IBM's Watson Puts Game Face On, Wins Jeopardy by Wide Margin

Sorry humans, but it's time to welcome your new robot overlords. After last night's airing of Jeopardy, it's only a matter of time before our gadgets turn against us, perhaps led by Watson or some other equally intelligent creation. You see, Watson is the name given to IBM's supercomputer, which proved both faster and smarter than the two most decorated Jeopardy champions of all time.

Watson, which is much too large to fit behind a podium, was represented by an avatar and fed the questions via text. This occurred at the same time Jeopardy host Alex Trebek read the questions out loud to Ken Jennings, who hold's Jeopardy's longest win streak ever at 74 games, and Brad Rutter, whose more than $3.2 million in winnings is also a record. But they were no match for Watson, who rang in faster and answered more questions correctly, including a pair of Daily Double questions, one of which Watson was only about 32 percent sure of his answer yet still got it correct.

Final Jeopardy was more of a formality than a necessity, because by that time, Watson's lead was insurmountable. The only way Watson could lose is if it bet too heavily and got the answer wrong. Watson did, in fact, answer incorrectly, guessing "Toronto" in response to "Its largest airport was named for a World War II hero; its second largest, for a World War II battle." The category was "US Cities." Watson's wager was a mere $947, leaving it with $35,734 compared to $10,400 for Brad Rutter and $4,800 for Ken Jennings. Still, how did Watson get the question wrong?

"David Ferrucci, the manager of the Watson project at IBM Research, explained during a viewing of the show on Monday morning that several things probably confused Watson," IBM said in a blog post. "First, the category names on Jeopardy! are tricky. The answers often do not exactly fit the category. Watson, in his training phase, learned that categories only weakly suggest the kind of answer that is expected, and, therefore, the machine downgrades their significance. The way the language was parsed provided an advantage for the humans and a disadvantage for Watson, as well. “What US city” wasn’t in the question. If it had been, Watson would have given US cities much more weight as it searched for the answer. Adding to the confusion for Watson, there are cities named Toronto in the United States and the Toronto in Canada has an American League baseball team. It probably picked up those facts from the written material it has digested. Also, the machine didn’t find much evidence to connect either city’s airport to World War II. (Chicago was a very close second on Watson’s list of possible answers.) So this is just one of those situations that’s a snap for a reasonably knowledgeable human but a true brain teaser for the machine."

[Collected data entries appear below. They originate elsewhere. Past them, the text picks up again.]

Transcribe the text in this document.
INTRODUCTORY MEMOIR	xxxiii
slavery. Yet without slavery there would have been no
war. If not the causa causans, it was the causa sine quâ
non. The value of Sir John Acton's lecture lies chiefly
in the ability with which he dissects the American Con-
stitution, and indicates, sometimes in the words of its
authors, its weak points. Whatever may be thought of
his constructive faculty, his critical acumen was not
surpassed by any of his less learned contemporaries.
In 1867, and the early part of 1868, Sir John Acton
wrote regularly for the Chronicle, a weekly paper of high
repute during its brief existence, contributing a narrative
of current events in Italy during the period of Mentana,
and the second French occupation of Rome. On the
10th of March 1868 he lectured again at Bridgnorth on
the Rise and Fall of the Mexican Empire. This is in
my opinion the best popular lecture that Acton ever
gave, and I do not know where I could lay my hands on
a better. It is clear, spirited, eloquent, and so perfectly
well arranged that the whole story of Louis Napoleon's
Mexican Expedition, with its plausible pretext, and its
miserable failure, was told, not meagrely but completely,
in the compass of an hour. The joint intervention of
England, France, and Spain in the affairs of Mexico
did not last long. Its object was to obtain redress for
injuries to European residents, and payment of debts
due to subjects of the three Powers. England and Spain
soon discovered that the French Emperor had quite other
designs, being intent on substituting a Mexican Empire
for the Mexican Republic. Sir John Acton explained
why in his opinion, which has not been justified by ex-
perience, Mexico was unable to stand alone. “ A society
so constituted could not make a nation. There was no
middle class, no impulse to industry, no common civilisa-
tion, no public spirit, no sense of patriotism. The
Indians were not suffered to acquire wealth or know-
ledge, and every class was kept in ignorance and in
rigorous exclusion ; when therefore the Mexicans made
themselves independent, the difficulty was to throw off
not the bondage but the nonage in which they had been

Fair enough explanation, but did Watson have an unfair advantage?

"My main question regarding Watson, is, doesn't he have a great advantage due to his reaction time to push the button way before the other 2 contestants? It seems unfair that he can ring in every time before the other 2 humans with slow reaction times," someone posted on Jeopardy's Facebook page.

That would seem to the be the case, but it doesn't take away from Watson's impressive ability to formulate a correct response from sometimes ambiguous clues.

The man versus machine competition concludes tonight in round 3. Will you be tuning in?